Four years. That’s how long it took for everything to shift.
Xavier was born a year to the day after Jane was born, and in the years following his birth, the circumstances of my life continued to improve. Newly indoctrinated with New Age philosophy, I began to credit not just luck and hard work with the turnaround. Surely, the power of the mind was at work here, too.
The law of attraction isn’t a particularly intelligent-sounding theory; to many, it sounds pretty silly. In spiritual circles debates over the exact mind-over-matter equation abound, but I won’t get into any of that here. I’ll just note that almost every modern non-Judeo-Christian spiritual teacher discusses the idea, whether or not they use the now-unfashionable term. We laugh about the book The Secret and it’s materialistic promises. But Matt Kahn, Eckhart Tolle and even Byron Katie mention similar ideas. They don’t make it their focus, but all of them and many others, including whole Eastern religions, believe in the mind’s ability to radically, even wholly, affect one’s life circumstances.

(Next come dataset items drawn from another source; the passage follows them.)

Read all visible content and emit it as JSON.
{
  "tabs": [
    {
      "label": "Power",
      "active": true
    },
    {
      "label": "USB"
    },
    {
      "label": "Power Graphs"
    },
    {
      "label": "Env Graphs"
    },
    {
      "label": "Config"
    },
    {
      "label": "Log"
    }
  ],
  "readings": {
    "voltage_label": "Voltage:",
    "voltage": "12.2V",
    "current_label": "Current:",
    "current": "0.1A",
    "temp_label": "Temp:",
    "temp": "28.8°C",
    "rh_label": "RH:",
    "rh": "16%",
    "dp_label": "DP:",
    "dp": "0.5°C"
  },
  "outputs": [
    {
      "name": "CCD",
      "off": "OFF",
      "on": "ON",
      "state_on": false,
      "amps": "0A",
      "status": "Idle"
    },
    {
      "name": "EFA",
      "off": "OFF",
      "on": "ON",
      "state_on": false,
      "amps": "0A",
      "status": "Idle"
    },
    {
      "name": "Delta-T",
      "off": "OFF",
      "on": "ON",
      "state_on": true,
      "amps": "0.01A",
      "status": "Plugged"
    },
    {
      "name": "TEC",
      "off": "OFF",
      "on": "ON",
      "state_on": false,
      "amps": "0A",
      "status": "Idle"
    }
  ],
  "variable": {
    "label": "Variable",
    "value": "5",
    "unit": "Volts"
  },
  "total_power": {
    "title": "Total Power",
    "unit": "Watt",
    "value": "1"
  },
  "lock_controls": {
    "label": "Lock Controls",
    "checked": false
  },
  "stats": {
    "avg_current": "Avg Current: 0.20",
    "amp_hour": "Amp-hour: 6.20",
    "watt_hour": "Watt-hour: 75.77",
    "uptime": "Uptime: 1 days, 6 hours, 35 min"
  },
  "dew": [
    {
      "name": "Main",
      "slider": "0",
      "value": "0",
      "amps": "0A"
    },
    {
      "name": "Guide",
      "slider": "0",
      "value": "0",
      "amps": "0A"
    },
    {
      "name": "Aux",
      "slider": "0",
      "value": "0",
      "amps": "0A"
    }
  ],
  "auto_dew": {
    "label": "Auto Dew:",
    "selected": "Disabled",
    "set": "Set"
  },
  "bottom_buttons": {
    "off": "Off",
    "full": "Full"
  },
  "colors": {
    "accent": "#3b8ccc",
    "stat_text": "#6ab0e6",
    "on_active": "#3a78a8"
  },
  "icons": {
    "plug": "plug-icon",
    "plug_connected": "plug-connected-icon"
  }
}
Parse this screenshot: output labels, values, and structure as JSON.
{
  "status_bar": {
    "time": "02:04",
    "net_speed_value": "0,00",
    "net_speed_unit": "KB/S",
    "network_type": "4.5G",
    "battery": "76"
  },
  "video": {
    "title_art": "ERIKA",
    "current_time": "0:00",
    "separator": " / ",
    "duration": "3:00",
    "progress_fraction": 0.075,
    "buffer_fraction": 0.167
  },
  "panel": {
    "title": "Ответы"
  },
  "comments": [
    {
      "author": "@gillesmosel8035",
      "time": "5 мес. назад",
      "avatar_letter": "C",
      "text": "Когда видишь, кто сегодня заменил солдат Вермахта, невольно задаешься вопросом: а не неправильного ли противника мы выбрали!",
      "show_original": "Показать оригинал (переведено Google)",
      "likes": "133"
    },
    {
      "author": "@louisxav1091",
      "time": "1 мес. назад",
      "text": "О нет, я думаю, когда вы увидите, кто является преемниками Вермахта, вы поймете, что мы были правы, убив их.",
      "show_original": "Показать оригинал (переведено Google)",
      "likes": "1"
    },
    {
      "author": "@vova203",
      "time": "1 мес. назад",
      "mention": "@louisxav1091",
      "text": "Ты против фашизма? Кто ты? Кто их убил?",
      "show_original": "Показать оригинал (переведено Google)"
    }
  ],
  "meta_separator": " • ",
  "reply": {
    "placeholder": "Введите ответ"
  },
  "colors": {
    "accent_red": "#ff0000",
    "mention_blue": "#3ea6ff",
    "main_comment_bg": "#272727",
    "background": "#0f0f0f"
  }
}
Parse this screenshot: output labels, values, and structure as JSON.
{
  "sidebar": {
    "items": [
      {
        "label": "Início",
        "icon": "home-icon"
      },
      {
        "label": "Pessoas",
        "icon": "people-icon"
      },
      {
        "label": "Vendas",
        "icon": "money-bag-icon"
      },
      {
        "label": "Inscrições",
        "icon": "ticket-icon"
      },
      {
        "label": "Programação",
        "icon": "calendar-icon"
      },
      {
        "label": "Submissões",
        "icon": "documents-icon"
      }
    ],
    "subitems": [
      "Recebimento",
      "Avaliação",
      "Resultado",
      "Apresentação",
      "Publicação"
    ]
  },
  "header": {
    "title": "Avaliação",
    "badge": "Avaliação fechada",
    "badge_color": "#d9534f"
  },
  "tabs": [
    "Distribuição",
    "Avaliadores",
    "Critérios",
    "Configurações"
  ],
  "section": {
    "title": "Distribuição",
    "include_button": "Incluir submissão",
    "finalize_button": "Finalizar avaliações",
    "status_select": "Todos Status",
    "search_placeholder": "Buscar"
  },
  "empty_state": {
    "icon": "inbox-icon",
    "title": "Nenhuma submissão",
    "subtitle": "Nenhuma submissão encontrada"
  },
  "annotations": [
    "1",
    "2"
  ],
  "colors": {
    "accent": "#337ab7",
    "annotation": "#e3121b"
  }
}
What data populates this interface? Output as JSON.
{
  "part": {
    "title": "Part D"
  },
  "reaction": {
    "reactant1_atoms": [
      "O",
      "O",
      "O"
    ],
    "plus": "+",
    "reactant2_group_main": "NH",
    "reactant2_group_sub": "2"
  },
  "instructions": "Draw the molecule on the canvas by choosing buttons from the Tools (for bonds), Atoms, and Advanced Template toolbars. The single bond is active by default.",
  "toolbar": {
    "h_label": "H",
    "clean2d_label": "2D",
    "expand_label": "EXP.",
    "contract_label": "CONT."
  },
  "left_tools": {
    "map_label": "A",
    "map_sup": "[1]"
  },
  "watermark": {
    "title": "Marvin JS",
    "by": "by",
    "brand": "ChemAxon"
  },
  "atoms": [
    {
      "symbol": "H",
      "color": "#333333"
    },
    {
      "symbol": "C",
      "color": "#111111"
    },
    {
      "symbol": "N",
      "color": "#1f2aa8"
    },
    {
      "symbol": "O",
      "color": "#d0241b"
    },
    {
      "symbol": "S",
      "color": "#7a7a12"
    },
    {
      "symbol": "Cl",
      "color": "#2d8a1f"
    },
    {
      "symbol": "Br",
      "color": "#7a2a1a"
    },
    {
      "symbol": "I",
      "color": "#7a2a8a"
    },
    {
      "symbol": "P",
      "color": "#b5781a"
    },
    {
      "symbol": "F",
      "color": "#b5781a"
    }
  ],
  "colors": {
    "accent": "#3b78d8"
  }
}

But even if you don’t love the idea (I get it, believe me), it’s hard to deny that people have power. We have the power to change our circumstances directly. The power to change our beliefs about those circumstances. And sometimes–maybe more than sometimes–we get a law of attraction-type superpower, and we get to change our circumstances by changing our beliefs alone, no special action required.
That’s a lot of power.
So why do we so often forget it’s there?